I did not receive a reply, a year or two later EMC bought Data General and dumped the Aviion server business while IBM bought up Sequent only to smother it within months of acquisition.
These days when I send such emails I tend to get an answer filled with reasons for not doing what I suggest. This is what’s called career progress.
I wouldn’t consider the above to be a bias but you should see where I’m coming from in what follows.
--Disclosure over, to the topic at hand.--
Neither scale up nor scale out are ‘better’ and I don’t accept any gyrations on the topic since it is the consideration of fault domains, availability requirements, infrastructure overhead and concurrency programming requirements are what should drive the decision between one or the other.
Lets (quickly) look at both approaches. I’m going to use cluster computing to represent scale out and SMP/NUMA (Symmetric Multiprocessing/Non-Uniform Memory Access) to represent scale up.

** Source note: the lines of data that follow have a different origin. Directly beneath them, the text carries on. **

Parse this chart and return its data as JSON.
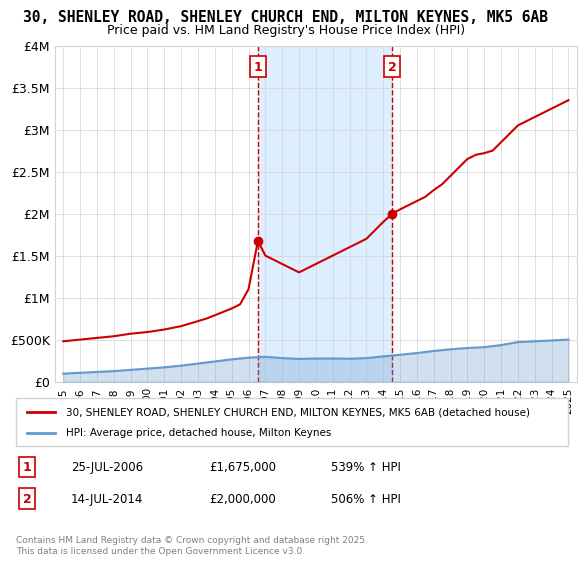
{
  "title": "30, SHENLEY ROAD, SHENLEY CHURCH END, MILTON KEYNES, MK5 6AB",
  "subtitle": "Price paid vs. HM Land Registry's House Price Index (HPI)",
  "legend_line1": "30, SHENLEY ROAD, SHENLEY CHURCH END, MILTON KEYNES, MK5 6AB (detached house)",
  "legend_line2": "HPI: Average price, detached house, Milton Keynes",
  "footer": "Contains HM Land Registry data © Crown copyright and database right 2025.\nThis data is licensed under the Open Government Licence v3.0.",
  "red_color": "#cc0000",
  "blue_color": "#6699cc",
  "shading_color": "#ddeeff",
  "marker1_date": 2006.56,
  "marker2_date": 2014.54,
  "annotation1": [
    "1",
    "25-JUL-2006",
    "£1,675,000",
    "539% ↑ HPI"
  ],
  "annotation2": [
    "2",
    "14-JUL-2014",
    "£2,000,000",
    "506% ↑ HPI"
  ],
  "ylim": [
    0,
    4000000
  ],
  "yticks": [
    0,
    500000,
    1000000,
    1500000,
    2000000,
    2500000,
    3000000,
    3500000,
    4000000
  ],
  "ytick_labels": [
    "£0",
    "£500K",
    "£1M",
    "£1.5M",
    "£2M",
    "£2.5M",
    "£3M",
    "£3.5M",
    "£4M"
  ],
  "xlim_start": 1994.5,
  "xlim_end": 2025.5,
  "xticks": [
    1995,
    1996,
    1997,
    1998,
    1999,
    2000,
    2001,
    2002,
    2003,
    2004,
    2005,
    2006,
    2007,
    2008,
    2009,
    2010,
    2011,
    2012,
    2013,
    2014,
    2015,
    2016,
    2017,
    2018,
    2019,
    2020,
    2021,
    2022,
    2023,
    2024,
    2025
  ],
  "red_x": [
    1995.0,
    1995.5,
    1996.0,
    1996.5,
    1997.0,
    1997.5,
    1998.0,
    1998.5,
    1999.0,
    1999.5,
    2000.0,
    2000.5,
    2001.0,
    2001.5,
    2002.0,
    2002.5,
    2003.0,
    2003.5,
    2004.0,
    2004.5,
    2005.0,
    2005.5,
    2006.0,
    2006.56,
    2007.0,
    2007.5,
    2008.0,
    2008.5,
    2009.0,
    2009.5,
    2010.0,
    2010.5,
    2011.0,
    2011.5,
    2012.0,
    2012.5,
    2013.0,
    2013.5,
    2014.0,
    2014.54,
    2015.0,
    2015.5,
    2016.0,
    2016.5,
    2017.0,
    2017.5,
    2018.0,
    2018.5,
    2019.0,
    2019.5,
    2020.0,
    2020.5,
    2021.0,
    2021.5,
    2022.0,
    2022.5,
    2023.0,
    2023.5,
    2024.0,
    2024.5,
    2025.0
  ],
  "red_y": [
    480000,
    490000,
    500000,
    510000,
    520000,
    530000,
    540000,
    555000,
    570000,
    580000,
    590000,
    605000,
    620000,
    640000,
    660000,
    690000,
    720000,
    750000,
    790000,
    830000,
    870000,
    920000,
    1100000,
    1675000,
    1500000,
    1450000,
    1400000,
    1350000,
    1300000,
    1350000,
    1400000,
    1450000,
    1500000,
    1550000,
    1600000,
    1650000,
    1700000,
    1800000,
    1900000,
    2000000,
    2050000,
    2100000,
    2150000,
    2200000,
    2280000,
    2350000,
    2450000,
    2550000,
    2650000,
    2700000,
    2720000,
    2750000,
    2850000,
    2950000,
    3050000,
    3100000,
    3150000,
    3200000,
    3250000,
    3300000,
    3350000
  ],
  "blue_x": [
    1995.0,
    1996.0,
    1997.0,
    1998.0,
    1999.0,
    2000.0,
    2001.0,
    2002.0,
    2003.0,
    2004.0,
    2005.0,
    2006.0,
    2007.0,
    2008.0,
    2009.0,
    2010.0,
    2011.0,
    2012.0,
    2013.0,
    2014.0,
    2015.0,
    2016.0,
    2017.0,
    2018.0,
    2019.0,
    2020.0,
    2021.0,
    2022.0,
    2023.0,
    2024.0,
    2025.0
  ],
  "blue_y": [
    95000,
    105000,
    115000,
    125000,
    140000,
    155000,
    170000,
    190000,
    215000,
    240000,
    265000,
    285000,
    295000,
    280000,
    270000,
    275000,
    275000,
    272000,
    280000,
    300000,
    320000,
    340000,
    365000,
    385000,
    400000,
    410000,
    435000,
    470000,
    480000,
    490000,
    500000
  ]
}
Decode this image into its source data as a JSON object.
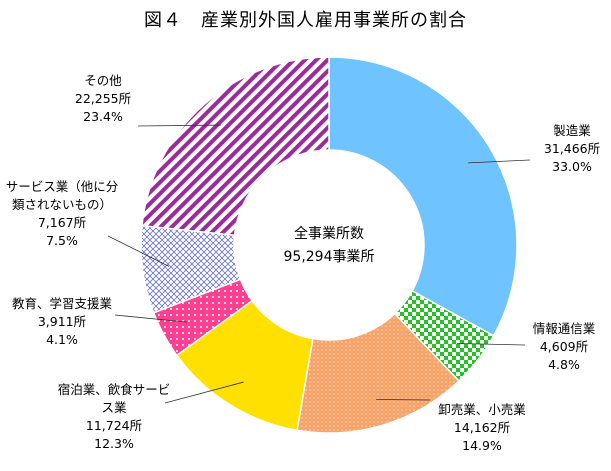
{
  "chart_data": {
    "type": "pie",
    "title": "図４　産業別外国人雇用事業所の割合",
    "center_label": [
      "全事業所数",
      "95,294事業所"
    ],
    "unit": "所",
    "total": 95294,
    "slices": [
      {
        "name": "製造業",
        "value": 31466,
        "percent": "33.0%",
        "color": "#6fc3ff",
        "pattern": "solid"
      },
      {
        "name": "情報通信業",
        "value": 4609,
        "percent": "4.8%",
        "color": "#22c322",
        "pattern": "checker"
      },
      {
        "name": "卸売業、小売業",
        "value": 14162,
        "percent": "14.9%",
        "color": "#f6a46a",
        "pattern": "dots"
      },
      {
        "name": "宿泊業、飲食サービス業",
        "value": 11724,
        "percent": "12.3%",
        "color": "#ffe000",
        "pattern": "solid"
      },
      {
        "name": "教育、学習支援業",
        "value": 3911,
        "percent": "4.1%",
        "color": "#ff3f8f",
        "pattern": "dots-white"
      },
      {
        "name": "サービス業（他に分類されないもの）",
        "value": 7167,
        "percent": "7.5%",
        "color": "#6a74c8",
        "pattern": "grid"
      },
      {
        "name": "その他",
        "value": 22255,
        "percent": "23.4%",
        "color": "#9b2a9b",
        "pattern": "stripes"
      }
    ],
    "labels": [
      {
        "lines": [
          "製造業",
          "31,466所",
          "33.0%"
        ]
      },
      {
        "lines": [
          "情報通信業",
          "4,609所",
          "4.8%"
        ]
      },
      {
        "lines": [
          "卸売業、小売業",
          "14,162所",
          "14.9%"
        ]
      },
      {
        "lines": [
          "宿泊業、飲食サービ",
          "ス業",
          "11,724所",
          "12.3%"
        ]
      },
      {
        "lines": [
          "教育、学習支援業",
          "3,911所",
          "4.1%"
        ]
      },
      {
        "lines": [
          "サービス業（他に分",
          "類されないもの）",
          "7,167所",
          "7.5%"
        ]
      },
      {
        "lines": [
          "その他",
          "22,255所",
          "23.4%"
        ]
      }
    ]
  }
}
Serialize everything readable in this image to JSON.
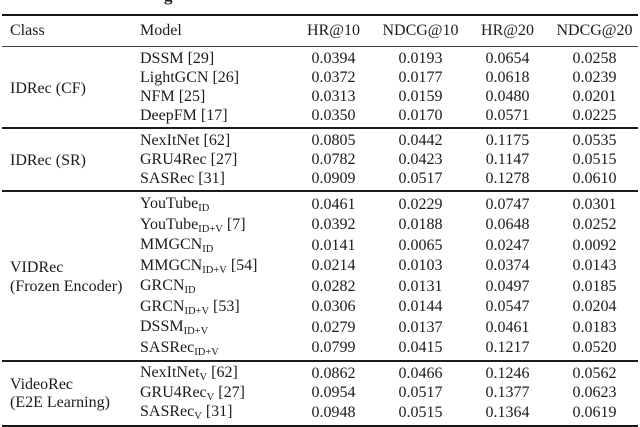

In a scale out cluster design a group of cluster nodes, each containing memory, CPUs, CPU cache and I/O devices are linked together via a low latency network and operate as a single entity. All the work to make that happen is done in software. This cluster design greatly enhances the availability, manages fault domains and can allow for hot addition of scalability to the overall system. But it does so by adding extra layers of software complexity as individual nodes are islands of compute and I/O separate from one another which need to be monitored and managed. Anytime they need to communicate they have to traverse the network. A network which while low latency is much much slower than CPU cores sitting on the same chip in the same socket.
In a scale up design you don’t get the hot add scaling and fault domains can hit you incredibly hard unless you go the physical partitioning route but all memory is global memory, all I/O is global I/O, when you add CPUs they don’t need to copy data across a network to one another to get work done they can simply mark it in global memory as something that needs to be worked on. All of this makes the programming model much less complex resulting in higher performance per system as you can pack them with CPU cores and when you’re writing software to use them you’re not spending time on synchronising cluster node operating system clocks against OS judder or the myriad of other things required to keep nodes synchronised and operational.
So instead of the most infantile of concepts of ‘the future verses the past’ you should approach scale up and scale out as engineering decisions.
There are substantial operational benefits to both. Different benefits for each of them. But both models are too different to be compared in a vacuum.
And lets not forget that cluster computing came about because the price of SMP/NUMA systems was considered prohibitively expensive, which it was because it was artificially inflated by the vendors of such systems to keep it a massively lucrative business for them.
If anyone says one is better than the other they could very well be right, but ask them the problem they’re looking to solve before you take it on faith.